President Jalal Talabani's decision sets the stage for a possible battle over the fate of the man known as the international face of the dictator's regime.
The move to prosecute and execute members of Saddam's regime is a source of controversy in Iraq, where many members of the country's Shi'ite majority, who suffered under the ousted Sunni-dominated regime, want vengeance for past crimes.
Aziz was Christian and not Sunni, but many in the Sunni community view his conviction and those of others as proof they will always be held responsible for actions carried out years ago. The Vatican has urged Iraq to commute the death sentence and said it may try to intervene diplomatically to halt it.
President Talabani yesterday cited a number of reasons for refusing to approve the execution.

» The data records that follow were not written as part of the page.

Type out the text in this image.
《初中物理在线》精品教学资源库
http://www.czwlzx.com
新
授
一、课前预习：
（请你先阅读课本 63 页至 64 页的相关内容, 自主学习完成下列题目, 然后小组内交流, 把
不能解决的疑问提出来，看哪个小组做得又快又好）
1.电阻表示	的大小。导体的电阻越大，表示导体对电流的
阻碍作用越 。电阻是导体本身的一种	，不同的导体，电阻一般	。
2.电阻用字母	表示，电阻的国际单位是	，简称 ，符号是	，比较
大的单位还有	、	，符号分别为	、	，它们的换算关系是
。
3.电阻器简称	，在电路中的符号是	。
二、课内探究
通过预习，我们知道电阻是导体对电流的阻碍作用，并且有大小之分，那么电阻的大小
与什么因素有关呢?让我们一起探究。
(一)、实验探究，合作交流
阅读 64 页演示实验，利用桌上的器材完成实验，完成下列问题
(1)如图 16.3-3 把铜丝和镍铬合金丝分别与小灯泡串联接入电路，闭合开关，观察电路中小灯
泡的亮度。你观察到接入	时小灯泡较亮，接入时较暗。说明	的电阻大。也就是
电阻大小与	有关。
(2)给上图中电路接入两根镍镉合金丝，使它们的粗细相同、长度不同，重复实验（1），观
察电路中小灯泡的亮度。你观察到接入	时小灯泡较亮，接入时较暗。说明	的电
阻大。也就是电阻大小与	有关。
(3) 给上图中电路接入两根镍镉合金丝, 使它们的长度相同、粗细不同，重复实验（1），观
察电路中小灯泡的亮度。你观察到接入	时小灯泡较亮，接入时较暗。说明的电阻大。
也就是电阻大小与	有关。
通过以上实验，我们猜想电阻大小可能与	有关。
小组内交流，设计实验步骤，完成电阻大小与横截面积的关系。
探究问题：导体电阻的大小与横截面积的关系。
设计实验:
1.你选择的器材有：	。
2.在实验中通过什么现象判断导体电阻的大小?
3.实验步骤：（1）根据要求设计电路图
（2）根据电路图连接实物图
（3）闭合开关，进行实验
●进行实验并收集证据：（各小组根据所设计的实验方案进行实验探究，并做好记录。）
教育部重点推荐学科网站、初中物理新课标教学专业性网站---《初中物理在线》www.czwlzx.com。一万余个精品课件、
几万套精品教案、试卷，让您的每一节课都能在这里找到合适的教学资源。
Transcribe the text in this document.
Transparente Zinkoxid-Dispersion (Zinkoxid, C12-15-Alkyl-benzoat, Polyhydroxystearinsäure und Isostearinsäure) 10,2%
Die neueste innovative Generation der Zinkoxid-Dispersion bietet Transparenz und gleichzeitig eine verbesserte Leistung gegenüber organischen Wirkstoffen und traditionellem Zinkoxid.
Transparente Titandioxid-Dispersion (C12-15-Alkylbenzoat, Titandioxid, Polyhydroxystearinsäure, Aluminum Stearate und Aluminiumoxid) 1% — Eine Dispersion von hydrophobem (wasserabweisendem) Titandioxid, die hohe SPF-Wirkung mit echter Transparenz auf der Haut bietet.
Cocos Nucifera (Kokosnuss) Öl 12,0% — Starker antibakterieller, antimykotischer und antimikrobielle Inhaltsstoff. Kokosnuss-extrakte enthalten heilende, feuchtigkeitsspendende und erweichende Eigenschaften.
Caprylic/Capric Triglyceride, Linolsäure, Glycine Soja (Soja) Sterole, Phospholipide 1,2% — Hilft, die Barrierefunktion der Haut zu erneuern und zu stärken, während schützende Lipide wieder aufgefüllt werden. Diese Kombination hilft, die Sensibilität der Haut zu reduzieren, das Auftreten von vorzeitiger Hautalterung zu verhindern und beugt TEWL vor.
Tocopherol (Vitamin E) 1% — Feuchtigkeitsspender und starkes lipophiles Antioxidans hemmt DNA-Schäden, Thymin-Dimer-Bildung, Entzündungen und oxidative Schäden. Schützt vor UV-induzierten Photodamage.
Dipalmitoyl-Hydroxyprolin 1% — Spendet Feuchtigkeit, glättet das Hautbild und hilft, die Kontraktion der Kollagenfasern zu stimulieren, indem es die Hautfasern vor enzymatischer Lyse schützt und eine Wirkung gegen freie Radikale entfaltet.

"I cannot sign an order of this kind because I am a socialist," Mr Talabani said. "I feel compassion for Tariq Aziz because he is a Christian, an Iraqi Christian."
"In addition, he is an elderly man - aged over 70 - and this is why I will never sign this order," Mr Talabani said. He was speaking in Paris, where he attended a meeting of the Socialist International this week.
However, it was not immediately clear whether Mr Talabani's opposition would spare Aziz's life. Under the constitution, the president is supposed to ratify death sentences, but there are mechanisms for the execution to be ordered by parliament.
Justice ministry spokesman Abdul-Sattar Bayrkdar said death penalties can be carried out regardless of the president's refusal to sign an execution order.
"If the president refuses to sign an execution that is not a veto on a verdict," he said.